7. The method of claim 1, wherein the image to be processed is a face image, and obtaining the image to be processed with unbalanced illumination includes:

Obtain raw images including faces and uneven lighting;

Perform face detection on the original image to obtain the face image to be processed;

Perform face alignment processing on the face image to be processed and normalize it to a preset size to obtain the image to be processed.

8. An image processing device, characterized in that the device includes:

The acquisition module is used to acquire images to be processed with uneven illumination;

An encoding module, used to encode the image to be processed based on a preset encoder neural network and obtain multiple sets of feature latent codes belonging to different scales, wherein the preset encoder neural network adopts a channel attention mechanism and space-based The feature pyramid structure of the attention mechanism, each of the scales corresponds to different levels in the feature pyramid structure;

A generation module, configured to input each set of feature latent codes into a pre-trained StyleGAN generator, and obtain a target image with balanced illumination according to the output result of the StyleGAN generator.

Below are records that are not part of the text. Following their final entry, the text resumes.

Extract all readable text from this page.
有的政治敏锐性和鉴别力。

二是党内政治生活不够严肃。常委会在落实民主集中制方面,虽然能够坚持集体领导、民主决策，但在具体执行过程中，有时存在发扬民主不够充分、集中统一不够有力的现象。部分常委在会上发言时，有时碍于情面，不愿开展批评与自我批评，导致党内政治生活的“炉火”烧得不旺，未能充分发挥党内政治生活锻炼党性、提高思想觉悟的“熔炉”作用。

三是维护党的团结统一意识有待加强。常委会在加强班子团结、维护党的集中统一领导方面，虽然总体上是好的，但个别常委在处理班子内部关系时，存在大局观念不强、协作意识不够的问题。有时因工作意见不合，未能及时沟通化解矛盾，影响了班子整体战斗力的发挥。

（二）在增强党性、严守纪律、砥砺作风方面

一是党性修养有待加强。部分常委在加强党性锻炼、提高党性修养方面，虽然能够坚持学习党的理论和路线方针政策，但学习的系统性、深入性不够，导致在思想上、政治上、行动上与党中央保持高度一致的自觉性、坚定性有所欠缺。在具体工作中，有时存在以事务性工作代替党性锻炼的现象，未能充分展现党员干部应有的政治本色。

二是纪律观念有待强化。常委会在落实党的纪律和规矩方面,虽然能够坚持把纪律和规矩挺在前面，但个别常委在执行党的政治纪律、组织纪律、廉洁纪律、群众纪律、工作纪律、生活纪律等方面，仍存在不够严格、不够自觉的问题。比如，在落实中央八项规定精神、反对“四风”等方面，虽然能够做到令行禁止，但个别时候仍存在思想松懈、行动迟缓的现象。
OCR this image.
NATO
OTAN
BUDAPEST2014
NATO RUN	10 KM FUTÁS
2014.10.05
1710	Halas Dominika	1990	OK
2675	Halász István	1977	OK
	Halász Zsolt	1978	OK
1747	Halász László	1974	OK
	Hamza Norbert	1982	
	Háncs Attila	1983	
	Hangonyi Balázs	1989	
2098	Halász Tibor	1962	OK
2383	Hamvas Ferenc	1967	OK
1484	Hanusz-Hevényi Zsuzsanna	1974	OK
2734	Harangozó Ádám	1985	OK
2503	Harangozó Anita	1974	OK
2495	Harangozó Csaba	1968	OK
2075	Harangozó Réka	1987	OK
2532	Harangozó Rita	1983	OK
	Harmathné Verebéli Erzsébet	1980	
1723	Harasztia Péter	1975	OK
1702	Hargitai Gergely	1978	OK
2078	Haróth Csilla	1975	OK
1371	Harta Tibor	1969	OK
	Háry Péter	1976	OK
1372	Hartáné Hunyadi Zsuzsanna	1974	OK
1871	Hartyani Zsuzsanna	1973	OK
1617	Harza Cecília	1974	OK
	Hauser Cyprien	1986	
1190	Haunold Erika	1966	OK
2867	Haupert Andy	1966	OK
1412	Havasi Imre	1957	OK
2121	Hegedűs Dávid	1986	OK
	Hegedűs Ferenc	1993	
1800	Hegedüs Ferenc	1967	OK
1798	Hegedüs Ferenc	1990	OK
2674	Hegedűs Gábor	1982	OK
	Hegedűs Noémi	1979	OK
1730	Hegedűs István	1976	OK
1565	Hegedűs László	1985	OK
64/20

9. An electronic device, characterized in that it includes:

processor; and

memory for storing executable instructions for the processor;

Wherein, the processor is configured to execute the image processing method according to any one of claims 1 to 7 by executing the executable instructions.

10. A computer-readable storage medium on which a computer program is stored, characterized in that when the computer program is executed by a processor, the image processing method according to any one of claims 1 to 7 is implemented.